Превозмогая окаменение, Гюнтер рванулся в сторону и… очнулся от кошмарного сна, сидя на кровати.

Уже рассвело, и в открытое окно вливался свежий утренний воздух. Все еще не придя в себя и не совсем понимая, где он находится, Гюнтер огляделся. Рядом с кроватью стоял передвижной столик с остатками ужина, а на одном из кресел опавшей пеной лежало платье горничной. Самой горничной (“Черт, — подумал он, — даже имя ее забыл…”) в номере не было, но из ванной комнаты доносился шум душа. Как шум дождя. А из открытого окна слышалось то самое “шурх-шурх”…

Гюнтер облегченно откинулся на подушку. Давненько он не видел снов. А уж кошмаров, наверное, с детства.

“Шурх-шурх, шурх-шурх…” — доносилось из открытого окна, и Гюнтер вдруг вспомнил вчерашнее шарканье по мостовой Стритштрассе.

Он спустил с кровати ноги, хотел встать, но тут же, охнув, снова сел. Лодыжка правой ноги распухла, по коже пошли сизые разводы.

“Добегался”, — подумал он, но все же встал и осторожно проковылял к окну.

На площади человек в фартуке поверх черного выходного костюма подметал мостовую куцей метлой.

Человек повернулся, и Гюнтер узнал Петера, ночного портье. Петер улыбался и работал с удовольствием. Можно было подумать, что роль дворника ему нравится и что его костюм предназначен именно для таких целей.

Гюнтер отошел от окна. Взгляд, скользнув по платью горничной, перескочил на журнальный столик. На столике среди разбросанных в беспорядке газет лежала дамская сумочка. Она чем-то напоминала обложку фолианта портье — добротная темная кожа, застежки с пряжками, золотое тиснение букв, — и только длинный ремешок выдавал истинное ее предназначение.

Гюнтер подошел ближе и прочитал: “Ганс Христиан Андерсен”. Сумочка все же оказалась книгой. Только зачем такой длинный ремешок — через плечо носить, что ли? Вспомнив магистра Бурсиана, Гюнтер с улыбкой расстегнул пряжки и открыл книгу.
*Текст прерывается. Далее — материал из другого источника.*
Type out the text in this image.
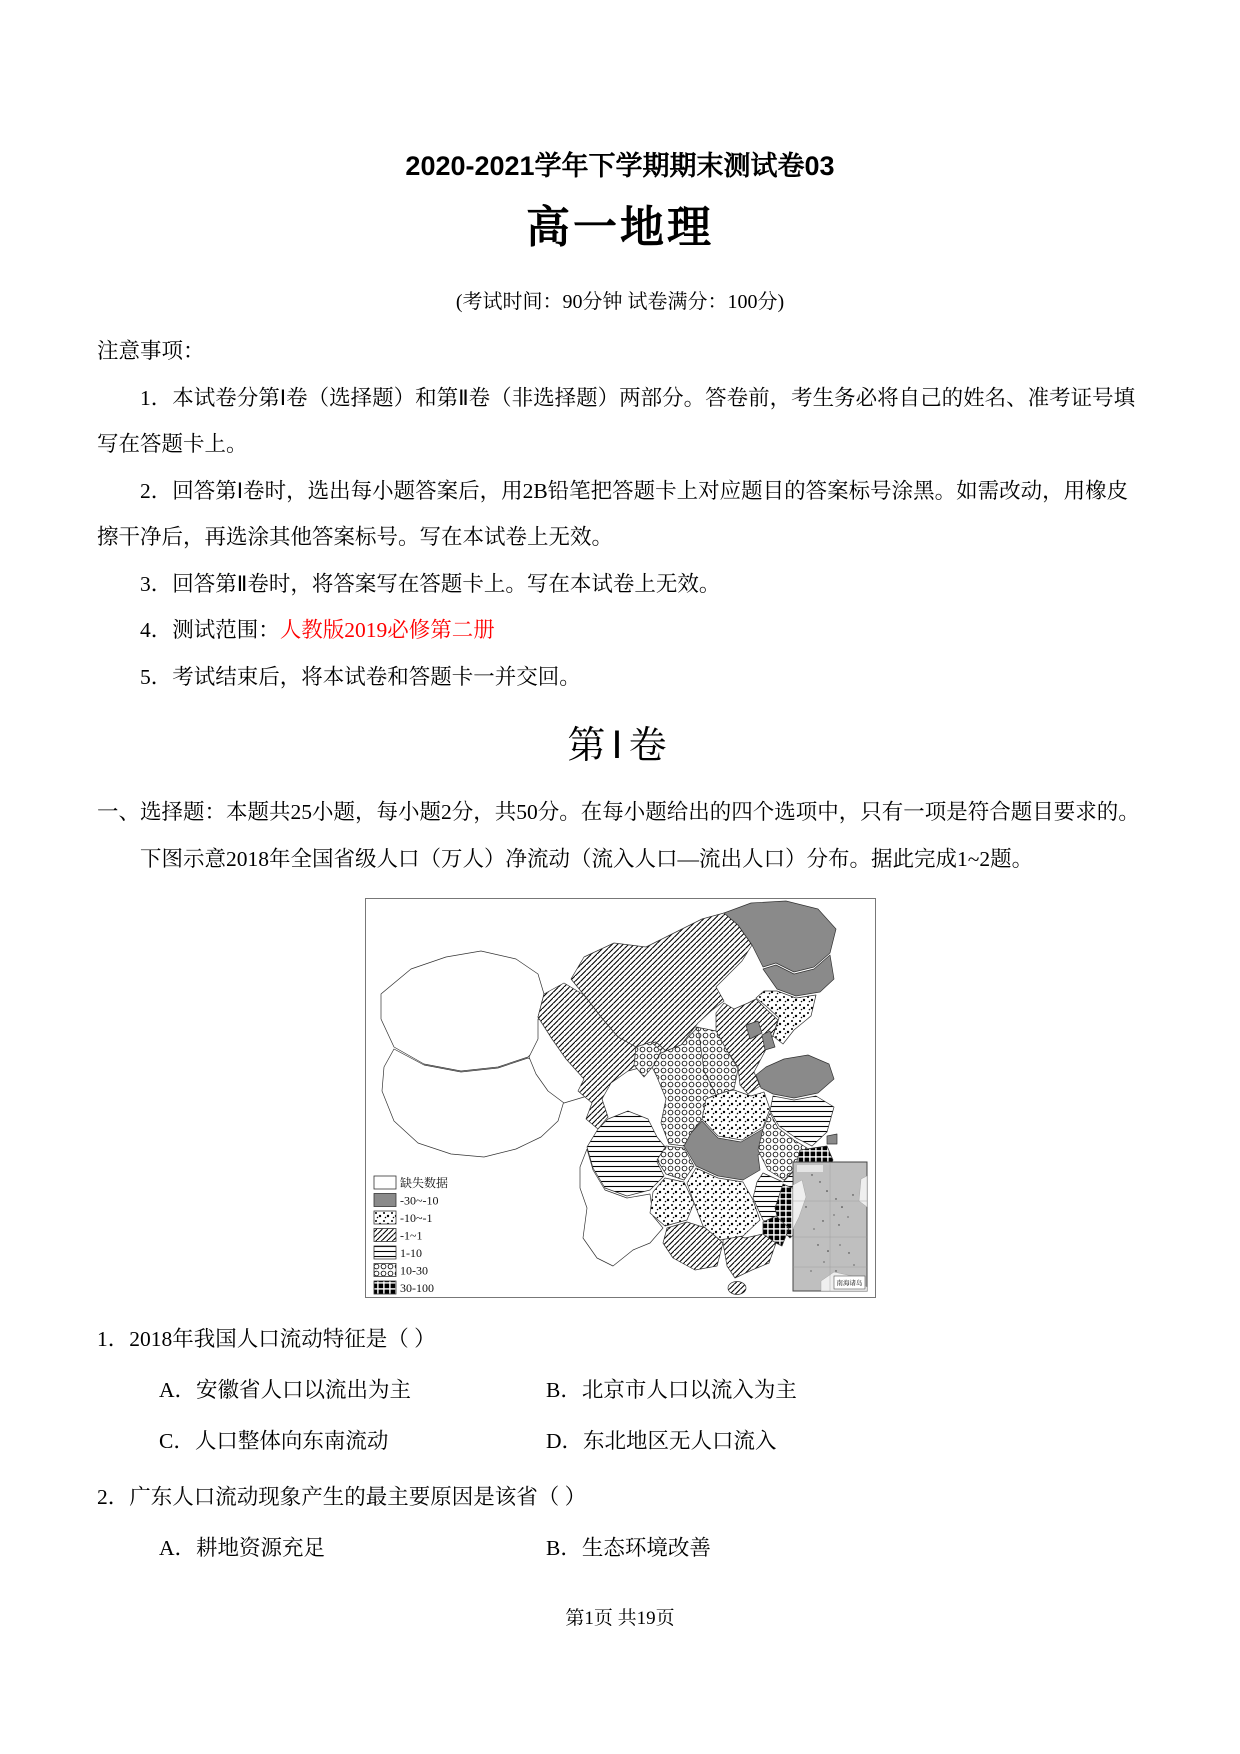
2020-2021学年下学期期末测试卷03
高一地理

(考试时间：90分钟 试卷满分：100分)

注意事项：

1．本试卷分第Ⅰ卷（选择题）和第Ⅱ卷（非选择题）两部分。答卷前，考生务必将自己的姓名、准考证号填写在答题卡上。

2．回答第Ⅰ卷时，选出每小题答案后，用2B铅笔把答题卡上对应题目的答案标号涂黑。如需改动，用橡皮擦干净后，再选涂其他答案标号。写在本试卷上无效。

3．回答第Ⅱ卷时，将答案写在答题卡上。写在本试卷上无效。

4．测试范围：人教版2019必修第二册

5．考试结束后，将本试卷和答题卡一并交回。

第Ⅰ卷

一、选择题：本题共25小题，每小题2分，共50分。在每小题给出的四个选项中，只有一项是符合题目要求的。

下图示意2018年全国省级人口（万人）净流动（流入人口—流出人口）分布。据此完成1~2题。

缺失数据
-30~-10
-10~-1
-1~1
1-10
10-30
30-100	南海诸岛

1．2018年我国人口流动特征是（ ）

A．安徽省人口以流出为主	B．北京市人口以流入为主
C．人口整体向东南流动	D．东北地区无人口流入

2．广东人口流动现象产生的最主要原因是该省（ ）

A．耕地资源充足	B．生态环境改善

第1页 共19页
Наугад, где-то посередине.

“Кухня ломилась от припасов, — прочитал он, — жарили на вертелах лягушек, начиняли колбасу из ужей, готовили салаты из поганок, моченых мышиных мордочек и цикуты. Пиво привезли из болотницы, из ее пивоварки, а игристое вино из селитры доставали прямо из кладбищенских склепов. Все готовили по лучшим рецептам, а на десерт собирались подать ржавые гвозди и битые церковные стекла”.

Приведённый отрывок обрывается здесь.